Com base no problema de pesquisa, primeiramente realizou-se uma análise do modelo tarifário vigente para a Compesa em uma perspectiva de regulação econômica. Diante disso, o objetivo geral desta pesquisa foi propor alternativas teóricas de modelos tarifários aplicáveis ao serviço público de esgotamento sanitário com vistas ao incremento de aspectos sociais, econômicos e ambientais da política pública de saneamento básico em Pernambuco. Para alcançar esse objetivo, foram definidos os seguintes objetivos específicos: identificar na literatura especializada elementos para fundamentar o debate sobre modelos tarifários aplicáveis ao serviço público de esgotamento sanitário, e analisar as fontes documentais, legislação e normas, para compor um cenário técnico sobre modelos tarifários.

Metodologia

Esta pesquisa caracterizou-se quanto aos fins como Exploratória, uma vez que tem como primeira função proporcionar certa familiaridade com a temática.
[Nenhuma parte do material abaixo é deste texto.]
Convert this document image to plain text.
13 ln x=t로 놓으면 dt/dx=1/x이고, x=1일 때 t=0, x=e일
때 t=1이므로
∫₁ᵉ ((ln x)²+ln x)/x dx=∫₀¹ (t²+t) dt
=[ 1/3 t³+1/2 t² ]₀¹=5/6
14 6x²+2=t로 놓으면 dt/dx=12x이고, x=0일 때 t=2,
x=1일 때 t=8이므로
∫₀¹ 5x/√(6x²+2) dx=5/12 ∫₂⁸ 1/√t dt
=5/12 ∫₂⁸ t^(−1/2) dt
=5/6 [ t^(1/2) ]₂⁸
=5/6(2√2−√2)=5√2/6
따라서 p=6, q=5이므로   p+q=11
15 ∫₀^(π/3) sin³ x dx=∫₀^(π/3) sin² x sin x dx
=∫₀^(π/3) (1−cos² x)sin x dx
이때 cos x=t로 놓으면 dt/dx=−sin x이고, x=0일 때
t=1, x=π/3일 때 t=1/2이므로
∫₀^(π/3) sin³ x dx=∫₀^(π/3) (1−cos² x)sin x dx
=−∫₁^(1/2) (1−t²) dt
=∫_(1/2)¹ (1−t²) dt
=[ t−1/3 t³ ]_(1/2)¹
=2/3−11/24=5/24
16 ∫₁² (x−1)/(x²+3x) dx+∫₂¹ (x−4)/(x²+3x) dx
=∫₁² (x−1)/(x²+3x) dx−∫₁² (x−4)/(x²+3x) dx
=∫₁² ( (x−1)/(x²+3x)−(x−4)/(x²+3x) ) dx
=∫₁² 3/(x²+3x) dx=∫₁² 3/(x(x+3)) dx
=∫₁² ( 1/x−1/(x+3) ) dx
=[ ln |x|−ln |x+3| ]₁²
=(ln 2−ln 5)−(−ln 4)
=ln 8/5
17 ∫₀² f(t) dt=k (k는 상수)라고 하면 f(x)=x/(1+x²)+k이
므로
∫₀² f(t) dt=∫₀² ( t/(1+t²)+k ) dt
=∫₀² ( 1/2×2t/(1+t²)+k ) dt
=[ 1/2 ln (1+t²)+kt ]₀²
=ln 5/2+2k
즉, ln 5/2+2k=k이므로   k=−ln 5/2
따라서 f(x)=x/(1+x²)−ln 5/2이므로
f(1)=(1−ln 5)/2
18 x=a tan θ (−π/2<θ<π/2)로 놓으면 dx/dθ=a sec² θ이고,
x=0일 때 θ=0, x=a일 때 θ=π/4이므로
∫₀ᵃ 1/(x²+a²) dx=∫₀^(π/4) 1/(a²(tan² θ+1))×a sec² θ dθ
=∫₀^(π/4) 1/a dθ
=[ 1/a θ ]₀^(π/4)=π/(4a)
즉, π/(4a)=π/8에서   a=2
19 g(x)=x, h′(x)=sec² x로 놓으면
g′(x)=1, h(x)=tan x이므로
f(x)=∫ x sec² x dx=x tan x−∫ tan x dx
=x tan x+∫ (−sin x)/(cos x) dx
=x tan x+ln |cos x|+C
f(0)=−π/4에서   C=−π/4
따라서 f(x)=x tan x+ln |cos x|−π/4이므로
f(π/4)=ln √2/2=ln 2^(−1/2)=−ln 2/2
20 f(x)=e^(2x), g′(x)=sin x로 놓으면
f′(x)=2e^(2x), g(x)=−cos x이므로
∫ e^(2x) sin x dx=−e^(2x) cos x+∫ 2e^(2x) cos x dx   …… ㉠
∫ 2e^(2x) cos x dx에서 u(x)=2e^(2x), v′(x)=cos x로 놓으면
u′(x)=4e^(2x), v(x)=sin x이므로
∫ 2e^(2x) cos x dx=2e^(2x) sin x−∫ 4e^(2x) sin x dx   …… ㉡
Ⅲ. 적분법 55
Quanto aos meios, tratou-se de um Estudo de Caso, com levantamento bibliográfico e pesquisa documental (TRIVIÑOS, 1987).

A pesquisa teve como início a leitura detalhada da literatura científica tanto do ponto de vista dos textos referentes ao tema central de investigação quanto aos temas específicos das áreas de conhecimento relacionadas, tais como: serviço público de esgotamento sanitário, regulação econômica e modelos tarifários.

Num segundo momento, realizou-se em conjunto com a revisão bibliográfica a identificação de modelos tarifários por meio da leitura de legislação e normas (fontes documentais) basilares para aprofundamento no tema da pesquisa.

Após a coleta dos dados, nas fontes bibliográfica e nas documentais, realizou-se leitura detalhada de cada item para identificar e relacionar elementos que atenderiam ao debate sobre modelos tarifários para o serviço de esgotamento sanitário à luz da regulação econômica. Assim, como última etapa desenvolveu-se uma análise reflexiva e interpretativa das informações selecionadas na coleta de dados, tendo em vista os dois objetivos específicos, da qual emergiram elementos que resultaram em contribuições para alcançar o objetivo geral da pesquisa.

Resultados e Discussão

A regulação econômica é definida como a ação do Estado que tem por finalidade a limitação dos graus de liberdade que os agentes econômicos possuem no seu processo de tomada de decisões (FIANI, 1998). A regulação de indústrias de infraestrutura envolve um amplo leque de objetivos, cabendo destacar: promoção da competição com correção de imperfeições do mercado, garantia da qualidade adequada do serviço e manutenção do equilíbrio econômico-financeiro da concessão (PINTO JUNIOR e SILVEIRA, 1999).

Inicialmente analisou-se a estrutura tarifária atual da Compesa para os serviços de esgotamento sanitário, verificando-se que suas tarifas estão relacionadas com o tipo de sistema disponibilizado para o usuário (convencional ou complexo; simplificado; dreno ou afastamento; prédio em construção) e ocorrem em função das tarifas cobradas para o serviço de abastecimento de água, variando de 30% a 100% do valor (Agência de Regulação de Pernambuco, 2019).

Os investimentos em infraestrutura realizados pela Compesa vinculam-se a uma tarifa média, visto que a Companhia presta seus serviços de forma regionalizada atendendo à maioria dos municípios com uniformidade de regulação dos serviços, inclusive de remuneração.

Do conjunto de documentos analisados e da literatura, resultou uma primeira alternativa para a Compesa: o modelo de Tarifa Binômia que é composto por uma parcela fixa e outra variável. Esse modelo de tarifas tem uma forma de precificação em que se cobra dos consumidores um valor de entrada para acesso ao sistema – parcela fixa, e um outro valor conforme a utilização do serviço - parcela variável (ANEEL, 2018).

Na sequência, verificou-se a existência de um valor mínimo obrigatório a ser pago associado ao volume de 10 metros cúbicos de água tratada, logo independente do usuário estar conectado ou não à rede de esgoto há cobrança pelo serviço de esgotamento sanitário.

Nesse sentido, uma segunda alternativa para o modelo tarifário vigente da Compesa seria a extinção ou redução do volume mínimo de água tratada que resultaria na redução do valor cobrado pelo serviço de esgotamento sanitário. Ocorreria a definição de faixas iniciais de consumo com volumes menores para água tratada, por exemplo 3 ou 5 metros cúbicos, sendo necessária a realização de estudo quantitativo para definição dessa faixa inicial.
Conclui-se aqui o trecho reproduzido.